“What’s the Point?” Hip Hop, Rico Nasty, Vanity, and Grace

An Identity We Can Never Lose

Jason Thompson / 11.11.19

“…All things come alike to all: One event happens to the righteous and the wicked; To the good, the clean, and the unclean; To him who sacrifices and him who does not sacrifice. As is the good, so is the sinner; He who takes an oath as he who fears an oath. This is an evil in all that is done under the sun: that one thing happens to all…”

– Ecclesiastes 9:2‭-‬3

I’ve seen angels cry, I’ve seen demons dance,
Baby take a picture, make the moment last…”

– Rico Nasty, ‘LaLa’ 

While there are probably a hundred reasons I shouldn’t listen to…let alone like Rico Nasty’s catalog, I stumbled across her mixtape Nasty in my social media feed, and I have to confess I can appreciate the redemptive echoes in her music. In particular is the track “Why Oh Why,” which speaks to the vanity of life and our natural inclination toward self-justification (cf. Romans 7:15). The song strips away the boasting, the self-indulgence, the vain masquerading of wealth as status and identity, so prevalent in the sub-strands of hip hop made popular in the late 90s/early 2000s by the likes of the Cash Money Crew and Bad Boy Records, and exposes it for the flimsy cover it is — namely, a false identity concocted to silence the voice of accusation from within. In short, the apparent celebration of hedonistic excess is actually a veiled cry of exhaustion and despair — “I work in order to convince myself that life has meaning…and I have value.” The pretense of happiness in the amassing of ‘ice’ and ‘bling’ is just that: a pretense. No one living for self in as lavish a manner as a stereotypical mainstream hip hop video is actually as happy as he or she seems. The boasting of what one has ironically flows from discontent.
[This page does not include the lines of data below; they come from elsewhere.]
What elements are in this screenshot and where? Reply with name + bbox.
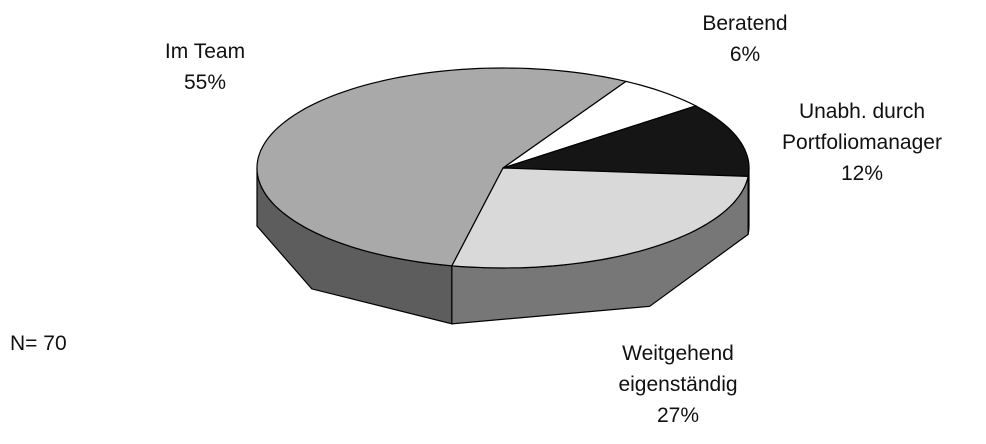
slice-label: Unabh. durch Portfoliomanager xyxy=(782,100,942,154)
slice xyxy=(502,105,750,178)
slice-label: Weitgehend eigenständig xyxy=(618,342,737,396)
slice-label: Beratend xyxy=(702,12,787,35)
slice xyxy=(450,167,749,269)
value-label: 27% xyxy=(657,404,699,427)
slice xyxy=(502,80,698,169)
value-label: 55% xyxy=(184,71,226,94)
slice-label: Im Team xyxy=(165,40,245,63)
slice xyxy=(256,67,628,267)
annotation: N= 70 xyxy=(10,332,67,355)
value-label: 12% xyxy=(841,162,883,185)
value-label: 6% xyxy=(730,43,760,66)
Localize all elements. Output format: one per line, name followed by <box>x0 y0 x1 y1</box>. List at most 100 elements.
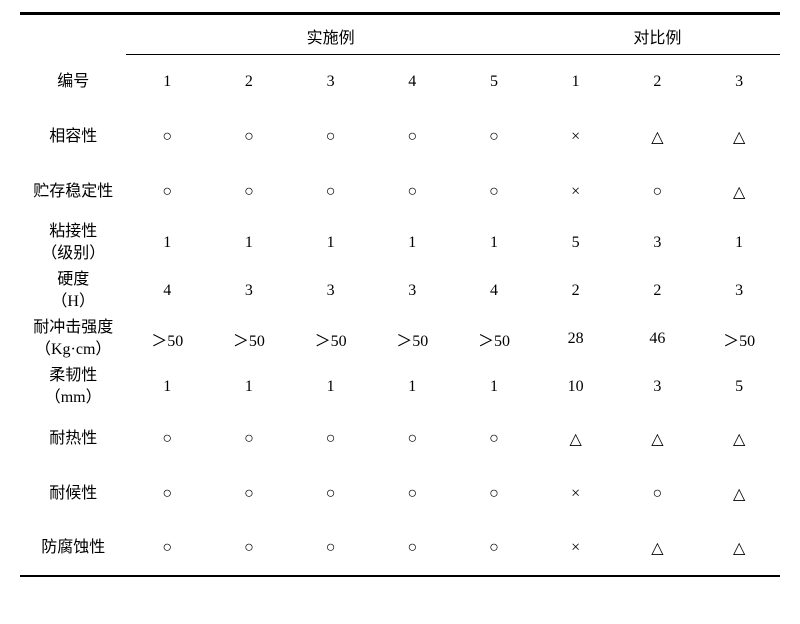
cell: ○ <box>453 411 535 466</box>
cell: 1 <box>208 363 290 411</box>
cell: △ <box>698 411 780 466</box>
cell: △ <box>617 411 699 466</box>
row-label-8: 防腐蚀性 <box>20 521 126 576</box>
column-label-7: 2 <box>617 54 699 109</box>
cell: 1 <box>698 219 780 267</box>
cell: ○ <box>453 164 535 219</box>
cell: △ <box>617 521 699 576</box>
cell: 4 <box>453 267 535 315</box>
row-label-2: 粘接性 （级别） <box>20 219 126 267</box>
cell: 1 <box>208 219 290 267</box>
cell: ○ <box>208 411 290 466</box>
cell: ○ <box>371 411 453 466</box>
cell: 3 <box>617 363 699 411</box>
table-row: 柔韧性 （mm） 1 1 1 1 1 10 3 5 <box>20 363 780 411</box>
row-label-0: 相容性 <box>20 109 126 164</box>
cell: 2 <box>617 267 699 315</box>
cell: △ <box>698 466 780 521</box>
cell: ＞50 <box>453 315 535 363</box>
cell: 5 <box>698 363 780 411</box>
cell: ○ <box>126 164 208 219</box>
cell: 2 <box>535 267 617 315</box>
column-label-4: 4 <box>371 54 453 109</box>
cell: ○ <box>290 109 372 164</box>
cell: 4 <box>126 267 208 315</box>
cell: 1 <box>453 363 535 411</box>
cell: ○ <box>208 521 290 576</box>
table-row: 防腐蚀性 ○ ○ ○ ○ ○ × △ △ <box>20 521 780 576</box>
cell: ○ <box>208 164 290 219</box>
cell: 1 <box>126 219 208 267</box>
table-row: 相容性 ○ ○ ○ ○ ○ × △ △ <box>20 109 780 164</box>
cell: ○ <box>126 109 208 164</box>
column-label-5: 5 <box>453 54 535 109</box>
cell: 1 <box>126 363 208 411</box>
header-empty <box>20 18 126 55</box>
column-label-1: 1 <box>126 54 208 109</box>
cell: ＞50 <box>371 315 453 363</box>
row-label-5: 柔韧性 （mm） <box>20 363 126 411</box>
cell: ○ <box>290 164 372 219</box>
cell: 5 <box>535 219 617 267</box>
comparison-table: 实施例 对比例 编号 1 2 3 4 5 1 2 3 相容性 ○ ○ ○ ○ ○… <box>20 12 780 577</box>
row-label-7: 耐候性 <box>20 466 126 521</box>
column-label-8: 3 <box>698 54 780 109</box>
cell: 46 <box>617 315 699 363</box>
cell: ○ <box>290 521 372 576</box>
cell: ○ <box>126 521 208 576</box>
row-label-4: 耐冲击强度 （Kg·cm） <box>20 315 126 363</box>
cell: 28 <box>535 315 617 363</box>
cell: ＞50 <box>290 315 372 363</box>
cell: 3 <box>290 267 372 315</box>
table-row: 耐热性 ○ ○ ○ ○ ○ △ △ △ <box>20 411 780 466</box>
table-header: 实施例 对比例 <box>20 14 780 55</box>
cell: 1 <box>290 219 372 267</box>
cell: ○ <box>371 109 453 164</box>
cell: 1 <box>453 219 535 267</box>
column-label-2: 2 <box>208 54 290 109</box>
cell: 3 <box>698 267 780 315</box>
row-label-6: 耐热性 <box>20 411 126 466</box>
table-row: 耐候性 ○ ○ ○ ○ ○ × ○ △ <box>20 466 780 521</box>
table-body: 编号 1 2 3 4 5 1 2 3 相容性 ○ ○ ○ ○ ○ × △ △ 贮… <box>20 54 780 576</box>
cell: ○ <box>371 164 453 219</box>
cell: ○ <box>453 466 535 521</box>
cell: ＞50 <box>208 315 290 363</box>
cell: ○ <box>126 466 208 521</box>
cell: △ <box>535 411 617 466</box>
table-row: 耐冲击强度 （Kg·cm） ＞50 ＞50 ＞50 ＞50 ＞50 28 46 … <box>20 315 780 363</box>
cell: × <box>535 109 617 164</box>
cell: △ <box>698 521 780 576</box>
cell: ○ <box>371 466 453 521</box>
cell: ○ <box>126 411 208 466</box>
cell: 3 <box>617 219 699 267</box>
cell: △ <box>698 109 780 164</box>
cell: ○ <box>453 521 535 576</box>
table-row: 硬度 （H） 4 3 3 3 4 2 2 3 <box>20 267 780 315</box>
cell: × <box>535 466 617 521</box>
cell: 10 <box>535 363 617 411</box>
row-label-1: 贮存稳定性 <box>20 164 126 219</box>
table-row-column-labels: 编号 1 2 3 4 5 1 2 3 <box>20 54 780 109</box>
cell: ○ <box>290 411 372 466</box>
header-group1: 实施例 <box>126 18 534 55</box>
cell: ＞50 <box>126 315 208 363</box>
cell: 3 <box>371 267 453 315</box>
cell: △ <box>617 109 699 164</box>
cell: 1 <box>371 363 453 411</box>
table-row: 贮存稳定性 ○ ○ ○ ○ ○ × ○ △ <box>20 164 780 219</box>
cell: ○ <box>617 164 699 219</box>
cell: △ <box>698 164 780 219</box>
row-label-3: 硬度 （H） <box>20 267 126 315</box>
cell: 1 <box>371 219 453 267</box>
cell: ＞50 <box>698 315 780 363</box>
header-group2: 对比例 <box>535 18 780 55</box>
cell: × <box>535 164 617 219</box>
cell: ○ <box>371 521 453 576</box>
column-label-3: 3 <box>290 54 372 109</box>
cell: ○ <box>208 466 290 521</box>
column-label-0: 编号 <box>20 54 126 109</box>
cell: 1 <box>290 363 372 411</box>
cell: × <box>535 521 617 576</box>
table-row: 粘接性 （级别） 1 1 1 1 1 5 3 1 <box>20 219 780 267</box>
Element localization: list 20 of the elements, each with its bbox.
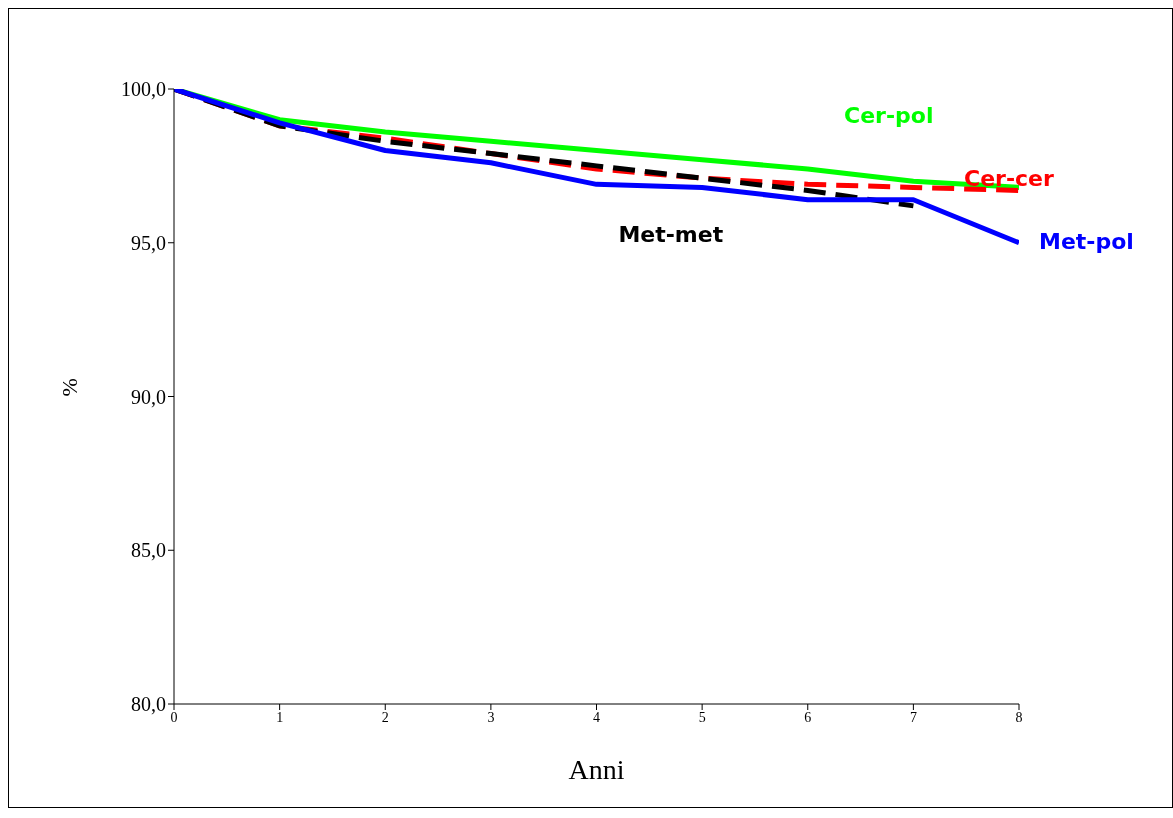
y-tick-label: 100,0 xyxy=(121,78,166,101)
y-tick-label: 80,0 xyxy=(131,693,166,716)
series-label: Met-met xyxy=(618,221,724,247)
x-axis-title: Anni xyxy=(568,754,625,785)
y-tick-label: 90,0 xyxy=(131,385,166,408)
x-tick-label: 0 xyxy=(170,709,178,725)
x-tick-label: 7 xyxy=(909,709,917,725)
y-tick-label: 95,0 xyxy=(131,231,166,254)
x-tick-label: 1 xyxy=(276,709,284,725)
x-tick-label: 3 xyxy=(487,709,495,725)
x-tick-label: 6 xyxy=(804,709,812,725)
x-tick-label: 2 xyxy=(381,709,389,725)
y-axis-title: % xyxy=(56,378,82,397)
x-tick-label: 5 xyxy=(698,709,706,725)
y-tick-label: 85,0 xyxy=(131,539,166,562)
x-tick-label: 8 xyxy=(1015,709,1023,725)
series-label: Met-pol xyxy=(1039,228,1134,254)
series-label: Cer-cer xyxy=(964,166,1055,192)
x-tick-label: 4 xyxy=(593,709,600,725)
text: Cer-pol xyxy=(844,103,934,129)
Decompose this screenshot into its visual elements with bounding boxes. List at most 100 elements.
The law is written on our hearts…and it daily reminds we are not enough. On Nasty’s penultimate track, “La La,” Rico drops the facade long enough to confess that her drive for money, notoriety, and success are little more than an over-compensatory defense mechanism against the guilt she feels for having lost her true self, who she admits on the track is “…never coming back.” The despair of not knowing who we are prompts us to adopt any number of identities and masks to console the pain of the disparity between who we are and who we know we should be. 

Nasty contains some great diagnostic tracks that perfectly testify to the existential angst Romans 1 & Ecclesiastes identify as humanity’s state post-Fall. Incidentally, Rico derived her stage name and persona from the playground taunts of children who denigrated her Puerto Rican heritage. She took the insults aimed at her identity and created a self she could wear to deflect against the accusation of not being enough. In Christ, though, we all have a savior who was slighted, maligned, and bore insults to give us an identity we can never lose. His blood dissolves our despair and seals our eternal destiny. His name is Jesus…and He became our ‘nasty’ to set us free.